The lyrics in this version are about the relationship between a mother and daughter. According to Gunta Bisenieks it is 'more or less about the goddess Mara and her daughter and the pain the mother suffers throughout each generation when she is bestowed good fortune in giving birth to a daughter but has no means to raise her. The pain is all about the miserable life they are enduring and having to watch her child suffer'.

It is reinterpreted in 1983 by Raimond Pauls again for the Soviet Russian singer Alla Pugecheva though this time the lyrics are by the celebrated Russian poet Andre Voznesensky. In this version the subject of the lyrics becomes the early 20th century painter Niko Pirosmani and his doomed love for a French actress. It is here that the central symbol of the one million roses makes it's appearance as the roses that Pirosmani vainly heaps upon his lover.




Somehow the celebrated Japanese enka singer Kato Tokiko hears this song, perhaps on one of her tours through the Soviet Union and covers it in 1987 in Japanese where it becomes a major hit throughout Asia. This time, the lyrics remain the same as the Russian version.



And here is the Korean version by Sim Soo-Bong from 1997. Here, the title remains the same but Sim completely reinterprets the lyrics into an injunction to bestow love upon an alien that has come to our planet and longs to return to it's home. Certain lines in the song seem to suggest that Sim perhaps may have been referencing Antoine du St. Exupery's 'the Little Prince' in the idea of a traveling being from another planet and the repeated motif of roses.

Sim Soo-Bong, the assasination of a Korean president and me

Sim Soo-Bong was a female singer from South Korea who was popular in the late 1970's. Her style was called 'trot' which is a sort of synthesized Korean parallel to Japanese 'enka', both of which adapted Western Jazz with traditional ballads. One of Sim Soo-Bong great songs is "Baek Man Soong Eee, Jang Mi', (백만송이 장미) which translates as 'One Million Roses', which I was given by a Korean friend a while ago. Most trot has the same 'fox trot' beat and is quite weird and boring, but this song is really evocative and uses its synths really nicely.



One Million Roses by Sim Soo-Bong

While I was in Korea a few months ago I heard it again as the ringtone on an old woman's phone and I mentioned this to a Korean friend and they told me how Sim Soo-Bong was actually a witness to the assassination of South Korea's dictator Park Chung-Hee. She was one of two girls brought in to entertain the president at a private party at which he was shot and killed by the leader of the Korean National Intelligence service in an attempted coup d'etat in 1979. 

I knew all about this because a few months earlier I had seen Im Sang-Soo's hilarious political/comedy/thriller 'the President's Last Bang' which recreated, to much controversy, the 48 hours before and after the assassination of the president. Suddenly I was able to link that beautiful Sim Soo-Bong song with the girl in the film performing for Korea's notorious dictator and it all made sense. 

(Incidentally, Sim Soo-Bong in reality had to perform behind a screen because she was considered too unattractive for the president so this still from the film is factually inaccurate)

The other controversy about the film was that it depicted Sim Soo-Bong performing Japanese 'enka' song's by Misora Hibari to the president, which is a near blasphemous slight on the reputation of Park Chung-Hee who, despite his dictator status is still revered by some South Korean's as the father of the South Korean republic.
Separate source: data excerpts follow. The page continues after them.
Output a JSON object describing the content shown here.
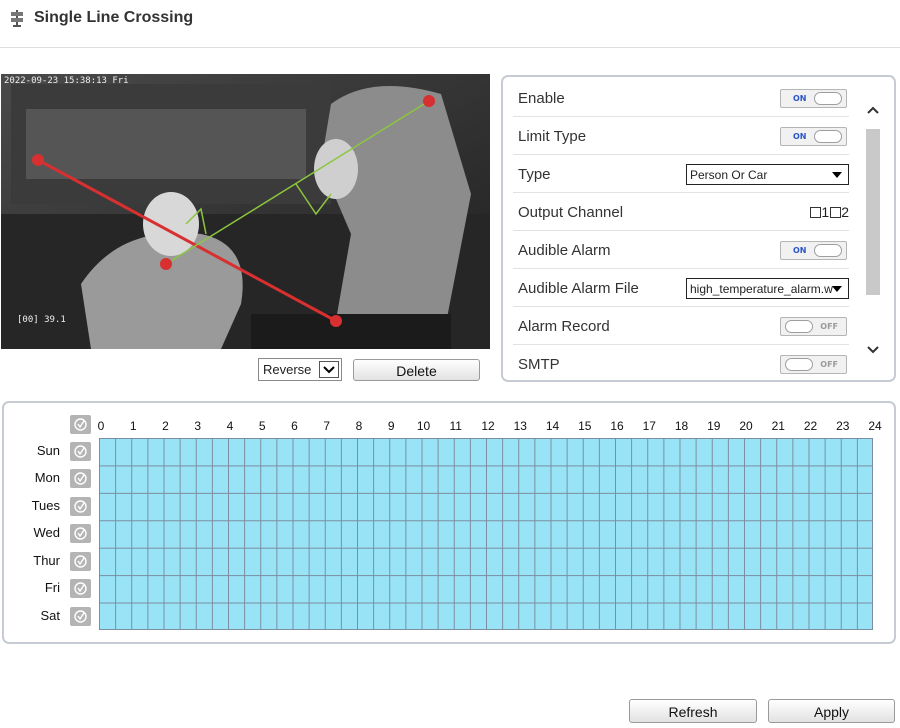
{
  "header": {
    "title": "Single Line Crossing",
    "icon": "rule-signpost-icon"
  },
  "video": {
    "timestamp": "2022-09-23 15:38:13 Fri",
    "osd_text": "[00] 39.1"
  },
  "line_controls": {
    "direction_value": "Reverse",
    "delete_label": "Delete"
  },
  "settings": {
    "enable": {
      "label": "Enable",
      "state": "ON"
    },
    "limit_type": {
      "label": "Limit Type",
      "state": "ON"
    },
    "type": {
      "label": "Type",
      "value": "Person Or Car"
    },
    "output_channel": {
      "label": "Output Channel",
      "options": [
        "1",
        "2"
      ]
    },
    "audible_alarm": {
      "label": "Audible Alarm",
      "state": "ON"
    },
    "audible_alarm_file": {
      "label": "Audible Alarm File",
      "value": "high_temperature_alarm.wav"
    },
    "alarm_record": {
      "label": "Alarm Record",
      "state": "OFF"
    },
    "smtp": {
      "label": "SMTP",
      "state": "OFF"
    }
  },
  "schedule": {
    "days": [
      "Sun",
      "Mon",
      "Tues",
      "Wed",
      "Thur",
      "Fri",
      "Sat"
    ],
    "hours": [
      "0",
      "1",
      "2",
      "3",
      "4",
      "5",
      "6",
      "7",
      "8",
      "9",
      "10",
      "11",
      "12",
      "13",
      "14",
      "15",
      "16",
      "17",
      "18",
      "19",
      "20",
      "21",
      "22",
      "23",
      "24"
    ],
    "all_selected": true,
    "fill_color": "#99e3f7"
  },
  "footer": {
    "refresh_label": "Refresh",
    "apply_label": "Apply"
  },
  "colors": {
    "rule_line": "#d83030",
    "direction_arrow": "#8cc63f",
    "toggle_on_text": "#2a55c7"
  }
}
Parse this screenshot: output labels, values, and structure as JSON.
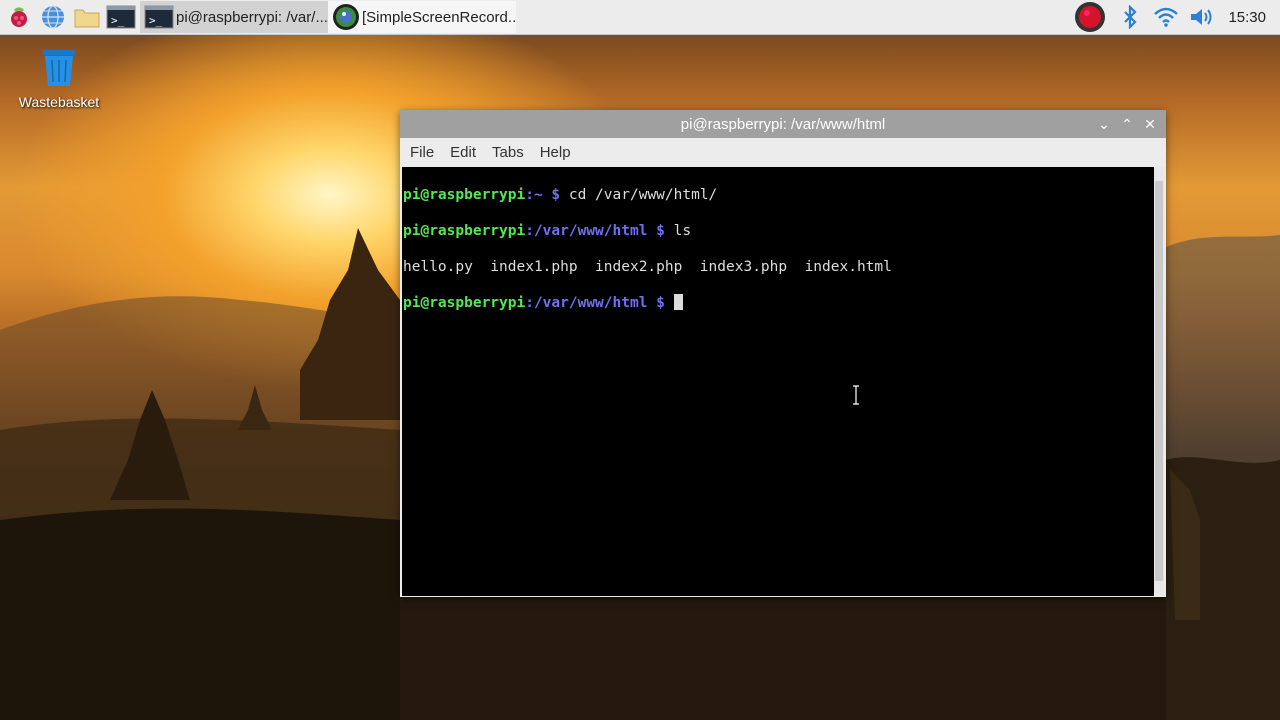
{
  "taskbar": {
    "tasks": [
      {
        "label": "pi@raspberrypi: /var/..."
      },
      {
        "label": "[SimpleScreenRecord..."
      }
    ],
    "clock": "15:30"
  },
  "desktop": {
    "wastebasket_label": "Wastebasket"
  },
  "terminal": {
    "title": "pi@raspberrypi: /var/www/html",
    "menu": [
      "File",
      "Edit",
      "Tabs",
      "Help"
    ],
    "lines": [
      {
        "user": "pi@raspberrypi",
        "path": ":~ $",
        "cmd": " cd /var/www/html/"
      },
      {
        "user": "pi@raspberrypi",
        "path": ":/var/www/html $",
        "cmd": " ls"
      },
      {
        "output": "hello.py  index1.php  index2.php  index3.php  index.html"
      },
      {
        "user": "pi@raspberrypi",
        "path": ":/var/www/html $",
        "cmd": " "
      }
    ]
  },
  "colors": {
    "prompt_user": "#55e855",
    "prompt_path": "#6f6ff2",
    "titlebar": "#a0a0a0"
  }
}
At the same time, there has been major controversy over claims that Misora Hibari, Japan's great cultural treasure and most loved icon is actually of Korean descent.  
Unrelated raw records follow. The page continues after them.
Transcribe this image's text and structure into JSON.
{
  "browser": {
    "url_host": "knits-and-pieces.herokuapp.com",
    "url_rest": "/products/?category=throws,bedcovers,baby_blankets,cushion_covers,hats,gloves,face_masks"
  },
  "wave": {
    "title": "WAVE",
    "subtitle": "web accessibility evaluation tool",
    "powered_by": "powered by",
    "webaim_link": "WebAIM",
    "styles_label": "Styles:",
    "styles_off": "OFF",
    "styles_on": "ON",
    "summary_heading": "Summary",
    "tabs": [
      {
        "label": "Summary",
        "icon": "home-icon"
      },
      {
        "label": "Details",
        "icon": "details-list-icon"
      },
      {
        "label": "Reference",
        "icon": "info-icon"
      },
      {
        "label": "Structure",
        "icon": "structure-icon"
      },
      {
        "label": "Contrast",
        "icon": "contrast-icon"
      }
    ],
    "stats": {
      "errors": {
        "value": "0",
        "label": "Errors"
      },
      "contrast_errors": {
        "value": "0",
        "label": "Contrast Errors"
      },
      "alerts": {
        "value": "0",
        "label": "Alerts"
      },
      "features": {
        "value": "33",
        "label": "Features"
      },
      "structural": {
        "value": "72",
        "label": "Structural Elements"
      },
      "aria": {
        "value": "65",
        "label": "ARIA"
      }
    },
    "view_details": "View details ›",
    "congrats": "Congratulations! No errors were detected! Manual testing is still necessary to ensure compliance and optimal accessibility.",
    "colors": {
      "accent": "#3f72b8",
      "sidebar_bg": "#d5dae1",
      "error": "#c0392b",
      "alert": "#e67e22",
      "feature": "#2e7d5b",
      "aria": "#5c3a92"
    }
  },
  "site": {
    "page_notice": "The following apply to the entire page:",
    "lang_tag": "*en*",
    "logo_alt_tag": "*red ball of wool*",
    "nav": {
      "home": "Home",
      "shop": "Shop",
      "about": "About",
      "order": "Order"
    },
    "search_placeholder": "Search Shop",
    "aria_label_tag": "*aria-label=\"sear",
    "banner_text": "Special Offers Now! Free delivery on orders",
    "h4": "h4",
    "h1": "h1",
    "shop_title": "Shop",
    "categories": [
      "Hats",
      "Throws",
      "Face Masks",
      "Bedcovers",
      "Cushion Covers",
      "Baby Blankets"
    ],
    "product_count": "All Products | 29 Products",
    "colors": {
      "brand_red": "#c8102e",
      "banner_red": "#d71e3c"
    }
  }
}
Anyway, this little narrative came full circle when I was looking for video's of  'Baek Man Sung Eee, Sang Mi' to include in this post and the only result that came up was of South Korean 'indie' musician Chang Ki-Ha performing it as a duet with Sim Soo-Bong herself. When I was in Korea last year, I had this ridiculous moustache and all these Korean people thought I looked like, or literally mistook me for Chang Ki-Ha. So, here it is, my Korean doppelganger performing a cover of a really awesome song by a singer with a really interesting history.